Mit den Alben „Lunar Strain“ und vor allem „Jester Race“ begründeten IN FLAMES ein ganzes Subgenre mit. Mit den Nachfolgern entwickelten und verfeinerten sie immer mehr ihren Stil, um im Jahre 2000 mit „Clayman“, sowohl nach Meinung der Presse als auch seitens der Fans, ihren Höhepunkt zu erreichen. Zwei Jahre später spaltete „Reroute To Remain“ die Lager, denn wo die einen [zu denen sich der Verfasser dieser Zeilen zählt] hochwertige Songs in modernem Gewand zu hören glaubten, wurde von vielen „Ausverkauf!“ gerufen. Seitdem, haben sich IN FLAMES immer mehr einem größeren Publikum zugewandt [sei es stilistisch, als auch auf der Erfolgsskala]. Nach dem doch etwas durchwachsenen, letzten Album „Come Clarity“, steht nun bald „A Sense Of Purpose“ in den Regalen dieser Welt und auch über das neueste Machwerk wird wohl kaum ungeteilte Euphorie herrschen.
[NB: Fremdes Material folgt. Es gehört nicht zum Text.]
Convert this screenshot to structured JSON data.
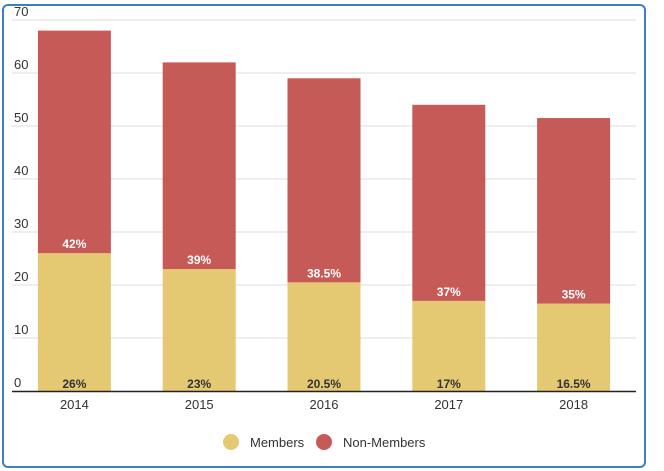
{
  "chart_data": {
    "type": "bar",
    "stacked": true,
    "categories": [
      "2014",
      "2015",
      "2016",
      "2017",
      "2018"
    ],
    "series": [
      {
        "name": "Members",
        "color": "#e5c972",
        "values": [
          26,
          23,
          20.5,
          17,
          16.5
        ],
        "labels": [
          "26%",
          "23%",
          "20.5%",
          "17%",
          "16.5%"
        ],
        "label_color": "#333333"
      },
      {
        "name": "Non-Members",
        "color": "#c55a57",
        "values": [
          42,
          39,
          38.5,
          37,
          35
        ],
        "labels": [
          "42%",
          "39%",
          "38.5%",
          "37%",
          "35%"
        ],
        "label_color": "#ffffff"
      }
    ],
    "y_ticks": [
      0,
      10,
      20,
      30,
      40,
      50,
      60,
      70
    ],
    "ylim": [
      0,
      70
    ],
    "grid": true,
    "legend_position": "bottom-center"
  }
}
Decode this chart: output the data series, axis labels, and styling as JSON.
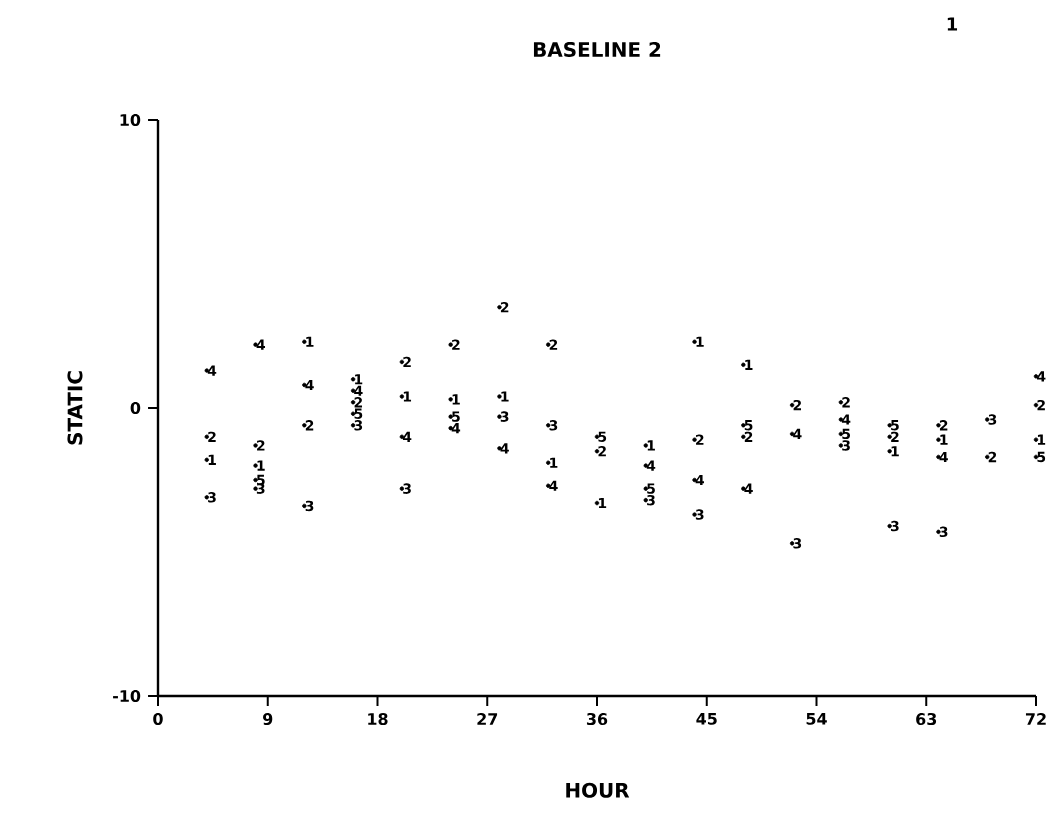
{
  "chart_data": {
    "type": "scatter",
    "title": "BASELINE  2",
    "xlabel": "HOUR",
    "ylabel": "STATIC",
    "annotations": [
      "1"
    ],
    "xlim": [
      0,
      72
    ],
    "xticks": [
      0,
      9,
      18,
      27,
      36,
      45,
      54,
      63,
      72
    ],
    "ylim": [
      -10,
      10
    ],
    "yticks": [
      -10,
      0,
      10
    ],
    "series": [
      {
        "name": "1",
        "color": "#000000",
        "x": [
          4,
          8,
          12,
          16,
          20,
          24,
          28,
          32,
          36,
          40,
          44,
          48,
          60,
          64,
          72
        ],
        "values": [
          -1.8,
          -2.0,
          2.3,
          1.0,
          0.4,
          0.3,
          0.4,
          -1.9,
          -3.3,
          -1.3,
          2.3,
          1.5,
          -1.5,
          -1.1,
          -1.1
        ]
      },
      {
        "name": "2",
        "color": "#000000",
        "x": [
          4,
          8,
          12,
          16,
          20,
          24,
          28,
          32,
          36,
          44,
          48,
          52,
          56,
          60,
          64,
          68,
          72
        ],
        "values": [
          -1.0,
          -1.3,
          -0.6,
          0.2,
          1.6,
          2.2,
          3.5,
          2.2,
          -1.5,
          -1.1,
          -1.0,
          0.1,
          0.2,
          -1.0,
          -0.6,
          -1.7,
          0.1
        ]
      },
      {
        "name": "3",
        "color": "#000000",
        "x": [
          4,
          8,
          12,
          16,
          20,
          28,
          32,
          40,
          44,
          52,
          56,
          60,
          64,
          68
        ],
        "values": [
          -3.1,
          -2.8,
          -3.4,
          -0.6,
          -2.8,
          -0.3,
          -0.6,
          -3.2,
          -3.7,
          -4.7,
          -1.3,
          -4.1,
          -4.3,
          -0.4
        ]
      },
      {
        "name": "4",
        "color": "#000000",
        "x": [
          4,
          8,
          12,
          16,
          20,
          24,
          28,
          32,
          40,
          44,
          48,
          52,
          56,
          64,
          72
        ],
        "values": [
          1.3,
          2.2,
          0.8,
          0.6,
          -1.0,
          -0.7,
          -1.4,
          -2.7,
          -2.0,
          -2.5,
          -2.8,
          -0.9,
          -0.4,
          -1.7,
          1.1
        ]
      },
      {
        "name": "5",
        "color": "#000000",
        "x": [
          8,
          16,
          24,
          36,
          40,
          48,
          56,
          60,
          72
        ],
        "values": [
          -2.5,
          -0.2,
          -0.3,
          -1.0,
          -2.8,
          -0.6,
          -0.9,
          -0.6,
          -1.7
        ]
      }
    ]
  }
}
Es geht los mit dem schon als Vorgeschmack bekannten „The Mirror’s Truth“ und man fragt sich immer wieder, was die Jungs sich dabei gedacht haben, diesem Lied so eine Gewichtigkeit beizumessen. Legt sich zwar nach wiederholtem Anhören ein wenig das Gefühl, dass es sich bei dem Track lediglich um einzelne Songteile handelt, die mit Mühe und Not zu einem Ganzen verarbeitet worden sind, wirkt der Refrain einfach zu bemüht hymnisch, zu bewusst auf Eingängigkeit getrimmt. Überhaupt bleibt man dem [bewährten?] Strickmuster von „Come Clarity“ treu und so wurde so ziemlich jedes der zwölf Lieder mit einem ausladenden, poppigen Refrain versehen. Beim ersten Hördurchgang kann man dadurch die einzelnen Tracks kaum auseinanderhalten. Ist die ursprüngliche Enttäuschung aber nach einigen Wiederholungen weitgehend überwunden, zeigt sich dann doch der ein oder andere Lichtblick. Auch wenn man sich anhand der Lyrics von „Disconnected“ fast schon Sorgen um Anders Gemütslage [„… I feel like shit / but at least I feel something"] macht, klingt die Nummer schon nicht mehr ganz so arg durchschnittlich. Erstes Highlight ist jedoch erst „Alias“, denn seltsamerweise geht die Formel meistens dann auf, wenn IN FLAMES weiter denn je entfernt von ihren Wurzeln sind. Im Mid-Tempo gehalten und in seinem Herzen eigentlich ein Pop-Song, wirken die einzelnen Liedteile um ein vielfaches homogener. „I’m The Highway“ hebt dann das Tempo wieder ordentlich an und würde durchaus Laune machen, wäre da nicht schon wieder ein Chorus nach Strickmuster F. Als echte Ohrwürmer gehen dafür die darauffolgenden „Delight And Angers“ und „Move Trough Me“ [„….This is a call to aaaaarms“] durch.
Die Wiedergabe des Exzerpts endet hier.